> I don't understand why SQL on LLVM? SQL is mostly "do the same thing a billion...

> I don't understand why SQL on LLVM?

SQL is mostly "do the same thing a billion times", which aligns very closely with generating code for the inner loop, particularly when the inner loop can be generated without branches.

SQL codegen is basically an industry standard for large-scale sql query processing on top of a large-scale column store. I work one of the few engines at this scale which does not do go query stage codegen & instead uses source codegen vectorized primitives instead of query time (Apache Hive, specifically & the only other one in the same style is Google's supersonic engine).

Apache Impala - SQL to LLVM IR (C++)

https://llvm.org/devmtg/2013-11/slides/Wanderman-Milne-Cloud... [PDF]

Gandiva - SQL to LLVM IR (Java)

https://github.com/dremio/gandiva

MemSQL - SQL to MPL to LLVM IR

http://highscalability.com/blog/2016/9/7/code-generation-the...
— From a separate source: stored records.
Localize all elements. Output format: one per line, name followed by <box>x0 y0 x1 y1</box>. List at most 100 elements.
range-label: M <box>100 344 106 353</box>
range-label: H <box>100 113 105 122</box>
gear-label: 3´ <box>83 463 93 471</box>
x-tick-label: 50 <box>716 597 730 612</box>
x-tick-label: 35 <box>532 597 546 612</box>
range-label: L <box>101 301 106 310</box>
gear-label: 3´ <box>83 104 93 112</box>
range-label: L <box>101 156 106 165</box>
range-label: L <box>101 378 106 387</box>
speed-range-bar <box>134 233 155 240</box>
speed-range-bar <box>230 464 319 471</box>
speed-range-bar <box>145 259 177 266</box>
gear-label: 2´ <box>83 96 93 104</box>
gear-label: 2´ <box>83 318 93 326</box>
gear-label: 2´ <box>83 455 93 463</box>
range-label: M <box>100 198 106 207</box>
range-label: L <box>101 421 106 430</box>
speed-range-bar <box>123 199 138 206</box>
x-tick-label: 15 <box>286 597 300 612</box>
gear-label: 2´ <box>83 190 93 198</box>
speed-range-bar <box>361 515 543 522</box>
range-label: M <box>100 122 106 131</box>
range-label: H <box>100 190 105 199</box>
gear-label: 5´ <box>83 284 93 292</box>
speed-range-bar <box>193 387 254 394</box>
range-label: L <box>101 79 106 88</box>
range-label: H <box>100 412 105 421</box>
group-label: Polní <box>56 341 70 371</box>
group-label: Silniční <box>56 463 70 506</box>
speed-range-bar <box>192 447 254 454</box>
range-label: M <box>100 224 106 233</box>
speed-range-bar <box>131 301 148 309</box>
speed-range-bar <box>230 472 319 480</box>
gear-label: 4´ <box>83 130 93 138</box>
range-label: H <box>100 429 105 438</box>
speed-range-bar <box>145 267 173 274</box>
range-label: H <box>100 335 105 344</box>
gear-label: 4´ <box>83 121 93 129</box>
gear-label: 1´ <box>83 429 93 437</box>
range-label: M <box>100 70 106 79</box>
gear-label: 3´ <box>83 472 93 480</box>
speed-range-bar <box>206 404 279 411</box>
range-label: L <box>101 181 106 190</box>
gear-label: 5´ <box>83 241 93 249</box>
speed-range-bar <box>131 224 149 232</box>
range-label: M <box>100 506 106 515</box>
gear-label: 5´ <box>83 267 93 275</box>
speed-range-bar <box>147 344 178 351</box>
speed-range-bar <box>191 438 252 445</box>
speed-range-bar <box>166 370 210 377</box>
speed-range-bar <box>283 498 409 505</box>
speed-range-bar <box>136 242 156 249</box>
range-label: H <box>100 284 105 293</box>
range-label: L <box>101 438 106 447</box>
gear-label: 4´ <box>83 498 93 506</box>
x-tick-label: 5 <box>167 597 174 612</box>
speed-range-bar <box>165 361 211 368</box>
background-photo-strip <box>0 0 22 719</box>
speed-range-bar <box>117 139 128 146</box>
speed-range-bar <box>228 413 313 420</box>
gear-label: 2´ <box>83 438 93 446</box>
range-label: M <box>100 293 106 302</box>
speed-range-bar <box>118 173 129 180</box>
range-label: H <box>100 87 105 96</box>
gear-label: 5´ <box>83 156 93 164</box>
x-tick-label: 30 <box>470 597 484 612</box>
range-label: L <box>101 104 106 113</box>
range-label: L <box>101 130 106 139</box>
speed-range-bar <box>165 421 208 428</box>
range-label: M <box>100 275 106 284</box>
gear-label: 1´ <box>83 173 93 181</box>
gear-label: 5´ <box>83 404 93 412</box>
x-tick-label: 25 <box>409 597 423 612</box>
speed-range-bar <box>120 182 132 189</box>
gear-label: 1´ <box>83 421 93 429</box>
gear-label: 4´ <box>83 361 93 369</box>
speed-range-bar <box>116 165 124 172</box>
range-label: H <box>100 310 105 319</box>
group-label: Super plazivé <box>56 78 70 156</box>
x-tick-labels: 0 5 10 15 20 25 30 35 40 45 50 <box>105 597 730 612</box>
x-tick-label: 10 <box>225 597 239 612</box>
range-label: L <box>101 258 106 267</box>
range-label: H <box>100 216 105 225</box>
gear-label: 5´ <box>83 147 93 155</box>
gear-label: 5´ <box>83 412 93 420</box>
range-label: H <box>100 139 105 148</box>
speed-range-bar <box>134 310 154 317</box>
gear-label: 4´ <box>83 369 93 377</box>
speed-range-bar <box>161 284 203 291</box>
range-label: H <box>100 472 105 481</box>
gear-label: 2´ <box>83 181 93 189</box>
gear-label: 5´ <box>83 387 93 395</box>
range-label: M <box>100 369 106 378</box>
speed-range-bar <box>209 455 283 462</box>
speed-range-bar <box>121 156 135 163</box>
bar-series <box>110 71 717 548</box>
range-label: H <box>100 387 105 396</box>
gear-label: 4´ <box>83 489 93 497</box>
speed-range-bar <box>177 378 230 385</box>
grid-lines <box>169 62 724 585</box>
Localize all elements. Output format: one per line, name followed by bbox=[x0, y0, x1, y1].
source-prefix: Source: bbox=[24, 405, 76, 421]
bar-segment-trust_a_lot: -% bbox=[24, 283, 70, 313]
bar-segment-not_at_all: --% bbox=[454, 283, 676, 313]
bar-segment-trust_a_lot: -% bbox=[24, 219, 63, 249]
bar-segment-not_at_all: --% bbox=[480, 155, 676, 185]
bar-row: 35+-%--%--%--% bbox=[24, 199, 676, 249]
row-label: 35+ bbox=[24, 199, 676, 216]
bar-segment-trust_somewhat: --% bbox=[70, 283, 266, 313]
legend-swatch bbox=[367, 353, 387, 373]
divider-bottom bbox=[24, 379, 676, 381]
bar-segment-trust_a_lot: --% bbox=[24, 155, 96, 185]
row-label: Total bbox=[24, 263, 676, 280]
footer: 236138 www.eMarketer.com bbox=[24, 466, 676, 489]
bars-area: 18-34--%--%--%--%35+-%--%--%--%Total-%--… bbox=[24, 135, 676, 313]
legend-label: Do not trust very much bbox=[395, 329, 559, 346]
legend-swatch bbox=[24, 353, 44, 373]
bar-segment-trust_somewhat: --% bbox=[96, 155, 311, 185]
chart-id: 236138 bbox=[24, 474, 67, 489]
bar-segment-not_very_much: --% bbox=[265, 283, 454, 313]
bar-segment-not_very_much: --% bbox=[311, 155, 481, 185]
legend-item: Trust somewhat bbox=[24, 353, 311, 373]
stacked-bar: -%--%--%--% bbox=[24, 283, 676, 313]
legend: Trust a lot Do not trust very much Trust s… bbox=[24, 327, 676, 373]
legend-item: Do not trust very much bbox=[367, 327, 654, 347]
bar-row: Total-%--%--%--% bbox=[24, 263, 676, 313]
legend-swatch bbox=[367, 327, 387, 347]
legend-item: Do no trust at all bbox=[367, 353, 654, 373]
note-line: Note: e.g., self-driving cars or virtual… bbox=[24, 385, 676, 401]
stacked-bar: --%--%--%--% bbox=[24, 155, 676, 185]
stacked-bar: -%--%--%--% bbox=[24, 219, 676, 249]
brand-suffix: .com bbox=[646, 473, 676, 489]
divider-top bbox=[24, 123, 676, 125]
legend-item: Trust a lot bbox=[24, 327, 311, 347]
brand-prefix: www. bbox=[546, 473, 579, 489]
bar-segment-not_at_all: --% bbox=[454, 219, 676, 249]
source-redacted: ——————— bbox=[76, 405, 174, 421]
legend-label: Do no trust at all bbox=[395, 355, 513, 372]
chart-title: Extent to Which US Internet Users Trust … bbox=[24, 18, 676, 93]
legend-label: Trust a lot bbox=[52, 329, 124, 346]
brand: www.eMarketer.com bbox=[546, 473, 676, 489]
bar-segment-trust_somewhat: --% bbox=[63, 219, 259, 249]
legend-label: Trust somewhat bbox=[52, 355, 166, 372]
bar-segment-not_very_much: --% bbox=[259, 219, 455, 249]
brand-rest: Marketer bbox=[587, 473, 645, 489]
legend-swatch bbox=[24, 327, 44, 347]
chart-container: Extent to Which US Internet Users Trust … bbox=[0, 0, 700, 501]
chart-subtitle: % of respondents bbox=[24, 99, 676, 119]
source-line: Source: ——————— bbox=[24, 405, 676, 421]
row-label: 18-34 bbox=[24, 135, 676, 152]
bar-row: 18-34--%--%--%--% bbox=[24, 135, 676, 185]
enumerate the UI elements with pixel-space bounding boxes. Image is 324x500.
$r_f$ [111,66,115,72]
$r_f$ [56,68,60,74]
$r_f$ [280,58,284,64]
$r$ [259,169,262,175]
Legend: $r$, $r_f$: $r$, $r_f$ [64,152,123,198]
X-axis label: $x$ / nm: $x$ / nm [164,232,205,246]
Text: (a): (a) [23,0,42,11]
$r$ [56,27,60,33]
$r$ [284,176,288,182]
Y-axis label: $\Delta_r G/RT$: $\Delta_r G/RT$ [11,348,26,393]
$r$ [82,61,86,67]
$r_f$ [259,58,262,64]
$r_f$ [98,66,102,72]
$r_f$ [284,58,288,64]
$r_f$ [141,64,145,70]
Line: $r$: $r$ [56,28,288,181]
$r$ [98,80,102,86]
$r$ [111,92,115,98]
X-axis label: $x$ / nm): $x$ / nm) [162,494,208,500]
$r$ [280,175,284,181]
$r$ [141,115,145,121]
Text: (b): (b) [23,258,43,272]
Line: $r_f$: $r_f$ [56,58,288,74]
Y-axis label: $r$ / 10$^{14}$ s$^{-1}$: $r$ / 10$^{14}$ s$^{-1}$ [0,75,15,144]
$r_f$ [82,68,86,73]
Greenplum - SQL to LLVM IR

http://engineering.pivotal.io/post/codegen-gpdb-qx/

Postgres 9.4 Vitesse - SQL to LLVM IR

<https://www.postgresql.org/message-id/CAJNt7%3DZ6w5%2BwyeTKK...

Postgres 11 LLVM - SQL to LLVM IR

https://www.postgresql.org/docs/11/jit-reason.html

SparkSQL - SQL to Java source (Janino + javac)

https://jaceklaskowski.gitbooks.io/mastering-spark-sql/spark...

And as far as I know Redshift's horrible query compilation performance is derived from using C++ codegen which forks gcc inside (not sure why this is so slow though, almost feels like untuned gcc flags or something).

https://docs.aws.amazon.com/redshift/latest/dg/c-query-plann...